Why does AI make legacy refactoring risky?#

AI moves fast without understanding the code. A 2025 study showed speed gains with no comprehension gain, and speed correlated negatively with understanding (ρ=−0.57) (arXiv 2511.02922, 2025). Meanwhile copy/paste rose and refactored lines fell, so AI tends to add duplication on legacy systems.

What's the first step to refactor legacy code with AI?#

Get the code under characterization tests before anything else. Untested legacy code gives an agent no guardrails, so its changes can't be verified. Tests turn the agent's edits into something you can check automatically, which is the precondition for every other step in the workflow.

Do AI refactoring tools introduce bugs?#

They can. Veracode found 45% of AI-generated code contained security flaws (Veracode, 2025), and iterative refinement raised critical vulnerabilities by 37.6% over five rounds. The test-and-verify loop is the guardrail. For capturing the WHY agents need, see context engineering in practice.

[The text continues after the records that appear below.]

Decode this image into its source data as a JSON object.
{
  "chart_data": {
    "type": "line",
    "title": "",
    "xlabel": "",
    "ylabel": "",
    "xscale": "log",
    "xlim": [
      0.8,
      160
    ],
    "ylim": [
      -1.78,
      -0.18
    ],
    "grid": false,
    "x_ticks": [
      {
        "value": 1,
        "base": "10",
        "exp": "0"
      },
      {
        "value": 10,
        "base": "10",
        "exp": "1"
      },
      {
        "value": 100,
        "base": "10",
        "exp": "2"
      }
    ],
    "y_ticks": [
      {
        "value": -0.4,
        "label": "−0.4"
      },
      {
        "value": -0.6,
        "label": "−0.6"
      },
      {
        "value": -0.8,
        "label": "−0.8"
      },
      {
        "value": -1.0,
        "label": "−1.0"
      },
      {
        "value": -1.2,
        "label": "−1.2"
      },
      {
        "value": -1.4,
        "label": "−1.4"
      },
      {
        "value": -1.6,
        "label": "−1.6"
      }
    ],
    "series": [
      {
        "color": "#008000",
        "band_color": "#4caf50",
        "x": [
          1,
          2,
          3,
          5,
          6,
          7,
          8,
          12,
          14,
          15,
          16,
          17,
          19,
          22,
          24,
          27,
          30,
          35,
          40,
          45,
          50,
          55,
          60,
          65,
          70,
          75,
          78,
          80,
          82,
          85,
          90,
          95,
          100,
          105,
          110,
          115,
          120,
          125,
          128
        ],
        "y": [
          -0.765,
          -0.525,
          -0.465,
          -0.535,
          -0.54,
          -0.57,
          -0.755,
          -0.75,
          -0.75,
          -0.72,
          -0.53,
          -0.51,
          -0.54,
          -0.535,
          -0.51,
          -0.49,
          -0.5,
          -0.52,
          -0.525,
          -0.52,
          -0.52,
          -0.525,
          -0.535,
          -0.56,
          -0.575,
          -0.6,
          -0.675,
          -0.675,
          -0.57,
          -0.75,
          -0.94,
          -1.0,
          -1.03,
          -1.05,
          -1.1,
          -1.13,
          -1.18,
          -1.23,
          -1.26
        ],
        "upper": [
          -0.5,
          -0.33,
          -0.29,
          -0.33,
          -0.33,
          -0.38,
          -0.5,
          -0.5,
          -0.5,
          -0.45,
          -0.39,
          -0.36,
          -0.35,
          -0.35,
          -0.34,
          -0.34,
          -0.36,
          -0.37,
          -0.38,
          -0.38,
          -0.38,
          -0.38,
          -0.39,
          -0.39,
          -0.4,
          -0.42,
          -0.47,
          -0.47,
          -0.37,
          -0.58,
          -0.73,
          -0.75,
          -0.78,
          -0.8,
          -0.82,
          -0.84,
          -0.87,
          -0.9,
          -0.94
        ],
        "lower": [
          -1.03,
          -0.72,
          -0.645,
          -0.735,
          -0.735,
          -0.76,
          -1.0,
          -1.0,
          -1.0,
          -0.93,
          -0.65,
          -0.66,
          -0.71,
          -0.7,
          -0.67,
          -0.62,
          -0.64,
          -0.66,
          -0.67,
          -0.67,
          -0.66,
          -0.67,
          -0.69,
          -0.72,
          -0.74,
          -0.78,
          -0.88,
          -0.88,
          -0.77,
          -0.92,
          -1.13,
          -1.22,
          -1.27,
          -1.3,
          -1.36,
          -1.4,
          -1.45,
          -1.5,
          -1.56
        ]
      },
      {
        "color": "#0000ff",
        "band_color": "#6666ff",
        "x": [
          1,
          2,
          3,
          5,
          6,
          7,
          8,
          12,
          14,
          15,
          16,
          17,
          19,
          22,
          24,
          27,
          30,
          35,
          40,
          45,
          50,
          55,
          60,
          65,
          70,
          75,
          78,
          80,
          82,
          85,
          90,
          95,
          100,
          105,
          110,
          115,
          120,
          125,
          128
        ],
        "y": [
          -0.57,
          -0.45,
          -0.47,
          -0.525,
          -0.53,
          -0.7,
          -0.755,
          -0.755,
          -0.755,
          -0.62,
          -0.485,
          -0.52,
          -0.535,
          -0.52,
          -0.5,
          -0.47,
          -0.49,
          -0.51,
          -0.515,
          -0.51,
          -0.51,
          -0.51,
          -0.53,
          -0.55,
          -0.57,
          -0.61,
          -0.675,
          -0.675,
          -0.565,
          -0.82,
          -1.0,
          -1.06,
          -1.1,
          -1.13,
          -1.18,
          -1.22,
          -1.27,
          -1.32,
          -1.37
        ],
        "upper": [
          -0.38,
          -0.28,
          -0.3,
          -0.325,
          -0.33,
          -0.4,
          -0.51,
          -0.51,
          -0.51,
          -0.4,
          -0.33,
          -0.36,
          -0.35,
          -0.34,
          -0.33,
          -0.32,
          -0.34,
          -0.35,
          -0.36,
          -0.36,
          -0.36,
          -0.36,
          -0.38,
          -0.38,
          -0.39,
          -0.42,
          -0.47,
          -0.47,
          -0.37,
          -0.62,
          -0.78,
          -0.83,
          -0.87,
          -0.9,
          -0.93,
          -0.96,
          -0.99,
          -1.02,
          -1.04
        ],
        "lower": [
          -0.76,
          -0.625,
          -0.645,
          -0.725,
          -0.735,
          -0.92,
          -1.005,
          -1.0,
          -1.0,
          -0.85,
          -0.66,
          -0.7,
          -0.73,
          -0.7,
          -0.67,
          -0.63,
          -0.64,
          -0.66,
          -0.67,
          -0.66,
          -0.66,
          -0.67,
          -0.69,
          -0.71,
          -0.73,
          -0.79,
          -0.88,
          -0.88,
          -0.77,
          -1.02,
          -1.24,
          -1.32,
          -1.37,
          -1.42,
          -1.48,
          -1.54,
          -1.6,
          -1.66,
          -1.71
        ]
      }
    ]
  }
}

Your First Refactor This Week#

Pick one untested legacy module you already dread touching. Have the agent write characterization tests that pin its current behavior. Supply the context behind it, the WHY across PRs, tickets, and chat, so the agent edits with intent instead of guesswork. Then refactor a single seam and keep the tests green. That one loop teaches more about refactoring legacy code than any prompt library.

The data is consistent across every source here. Speed without comprehension is the trap, and verification is the way out. Characterization tests give you the net, and small steps keep risk reversible. The context that turns a fast refactor into a safe one is what most agents are missing. The code's invariants and history rarely live in the file. They live across your PRs, tickets, and chat, which is exactly where a context engine puts them within reach. Start small this week, verify everything, and let the tests, not the agent's confidence, tell you when you're done.